Host Institution: INRIA
Laboratory: Perception (INRIA Grenoble/UGA-LJK)
Call to project: Advanced (PE6)
Project name: VHIA – Vision and Hearing in Action
Amount: 2,5 M€
The objective of VHIA is to elaborate a holistic computational paradigm of perception and of perception-action loops. We plan to develop a completely novel twofold approach: (i) learn from mappings between auditory/visual inputs and structured outputs, and from sensorimotor contingencies, and (ii) execute perception-action interaction cycles in the real world with a humanoid robot. VHIA will achieve a unique fine coupling between methodological findings and proof-of-concept implementations using the consumer humanoid NAO manufactured in Europe.

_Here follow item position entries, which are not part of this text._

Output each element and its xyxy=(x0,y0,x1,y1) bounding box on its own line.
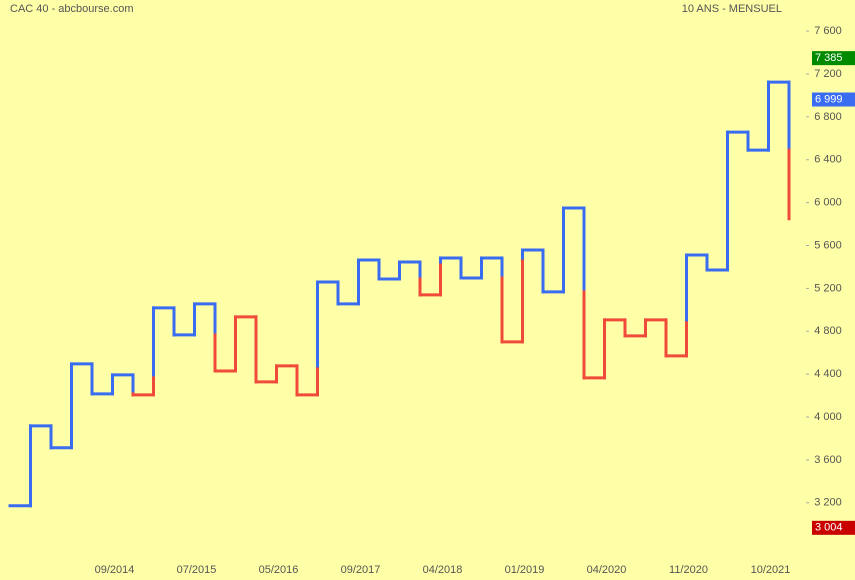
y-tick-label: 7 600 xyxy=(814,25,842,37)
price-marker-label: 7 385 xyxy=(815,52,843,64)
chart-subtitle: 10 ANS - MENSUEL xyxy=(682,3,782,15)
x-tick-label: 09/2014 xyxy=(95,564,135,576)
price-marker-label: 3 004 xyxy=(815,522,843,534)
price-marker xyxy=(812,51,855,66)
y-tick-label: 6 000 xyxy=(814,197,842,209)
price-marker-label: 6 999 xyxy=(815,93,843,105)
y-tick-label: 4 000 xyxy=(814,411,842,423)
y-tick-label: 6 400 xyxy=(814,154,842,166)
x-tick-label: 04/2020 xyxy=(587,564,627,576)
x-tick-label: 01/2019 xyxy=(505,564,545,576)
price-marker xyxy=(812,92,855,107)
y-tick-label: 6 800 xyxy=(814,111,842,123)
x-tick-label: 11/2020 xyxy=(669,564,708,576)
price-marker xyxy=(812,520,855,535)
x-tick-label: 04/2018 xyxy=(423,564,463,576)
y-tick-label: 5 600 xyxy=(814,239,842,251)
y-tick-label: 4 800 xyxy=(814,325,842,337)
y-tick-label: 4 400 xyxy=(814,368,842,380)
y-tick-label: 3 600 xyxy=(814,454,842,466)
x-tick-label: 10/2021 xyxy=(751,564,791,576)
x-tick-label: 09/2017 xyxy=(341,564,381,576)
x-tick-label: 05/2016 xyxy=(259,564,299,576)
y-tick-label: 7 200 xyxy=(814,68,842,80)
chart-title: CAC 40 - abcbourse.com xyxy=(10,3,134,15)
x-tick-label: 07/2015 xyxy=(177,564,217,576)
y-tick-label: 5 200 xyxy=(814,282,842,294)
y-tick-label: 3 200 xyxy=(814,497,842,509)
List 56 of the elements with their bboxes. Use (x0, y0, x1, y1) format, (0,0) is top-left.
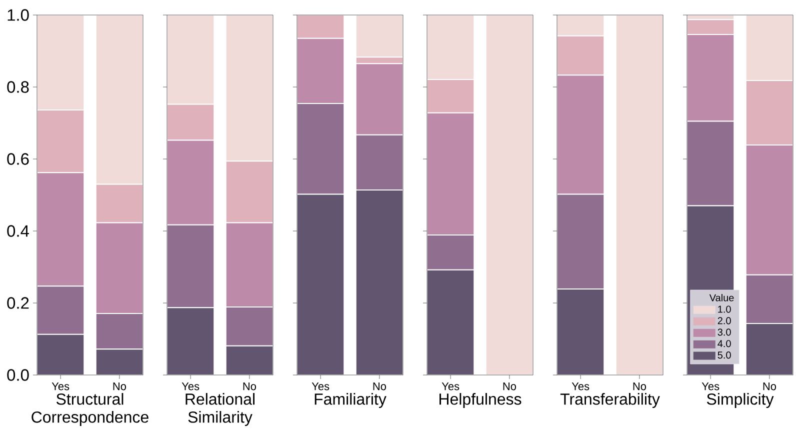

The proposed multimodal approach is in strong contrast with current computational paradigms influenced by unimodal biological theories. These theories have hypothesized a modular view, postulating quasi-independent and parallel perceptual pathways in the brain. VHIA will also take a radically different view than today’s audiovisual fusion models that rely on clean-speech signals and on accurate frontal-images of faces; These models assume that videos and sounds are recorded with hand-held or head-mounted sensors, and hence there is a human in the loop who intentionally supervises perception and interaction. Our approach deeply contradicts the belief that complex and expensive humanoids (often manufactured in Japan) are required to implement research ideas. VHIA’s methodological program addresses extremely difficult issues: how to build a joint audiovisual space from heterogeneous, noisy, ambiguous and physically different visual and auditory stimuli, how to model seamless interaction, how to deal with high-dimensional input data, and how to achieve robust and efficient human-humanoid communication tasks through a well-thought tradeoff between offline training and online execution. VHIA bets on the high-risk idea that in the next decades, social robots will have a considerable economical impact, and there will be millions of humanoids, in our homes, schools and offices, which will be able to naturally communicate with us.